Добавить в цитаты Настройки чтения

Страница 143 из 153



Соня начинает шагать по проходу. И у меня при виде эмоций, которые отражаются на лице моего сына, все сжимается внутри, и бегут по телу волны мурашек.

Не думала, что мужчина может так ждать часа, когда выбранная им девушка, наконец, становится его женой. Не думала, что он может быть настолько этим моментом сражен. Не думала, что ему может быть так трудно скрыть свои эмоции.

Саша кусает губы, выразительно дышит через нос, морщится. Его брови сходятся на переносице, на лбу образуются глубокие складки, в глазах возникает блеск. Он стискивает кулаки, расправляет плечи и вроде бы держится, но все равно на его лице как никогда прежде подвижен каждый мускул.

У меня самой расходится сердце. Грохочет с такой силой, что, кажется, оглушает. Хорошо, что оркестр все-таки мощнее. Прижимая к груди ладонь, чувствую, как Тим находит и стискивает мою свободную руку.

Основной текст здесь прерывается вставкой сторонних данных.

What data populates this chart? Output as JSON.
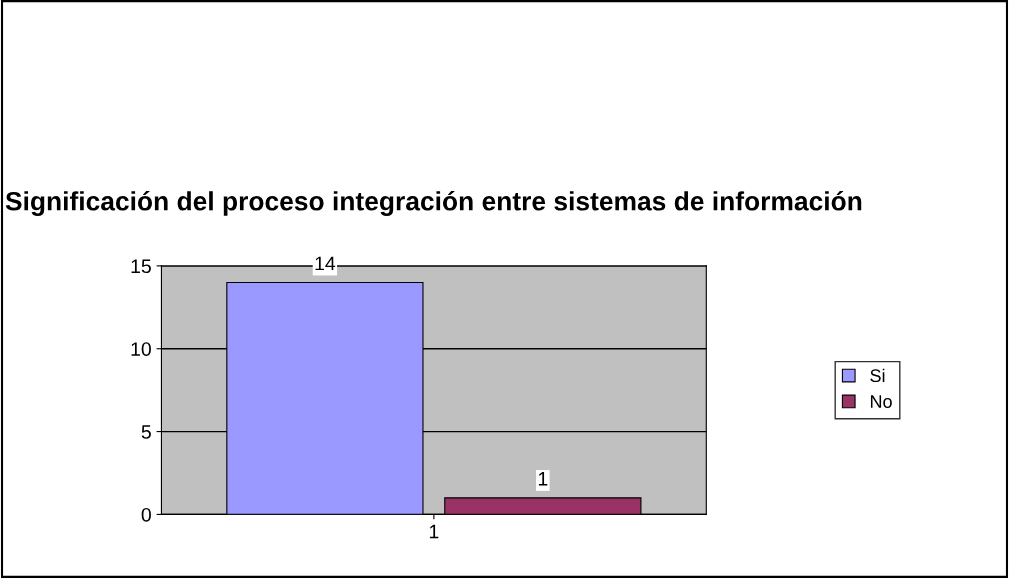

Позволяю себе ответить на этот жест со всем тем переизбытком эмоций, которые сейчас внутри меня вырабатываются.

Даже при учете того, что успела увидеть на Миконосе, я не узнаю своего сына.

Каким взглядом он меряет свою невесту… Если в этом мире что-то и является для него божественным, то это, несомненно, Соня Богданова.

Я понятия не имею, как обычная земная любовь может быть настолько возвышенной, самоотверженной, восторженной, преданной… Священной.

То, что я наблюдаю в этот короткий миг, пока Соня идет по проходу к Саше, я не видела никогда прежде в своей жизни. И, как мне кажется, не увижу больше никогда.

Я вздыхаю. И напряжение в груди становится столь сильным, что вновь прорывается слеза… А за ней вторая, третья… Прикладываю платок под глаза, когда Соня доходит до Саши и, обнимая его, позволяет ему спрятать за фатой лицо.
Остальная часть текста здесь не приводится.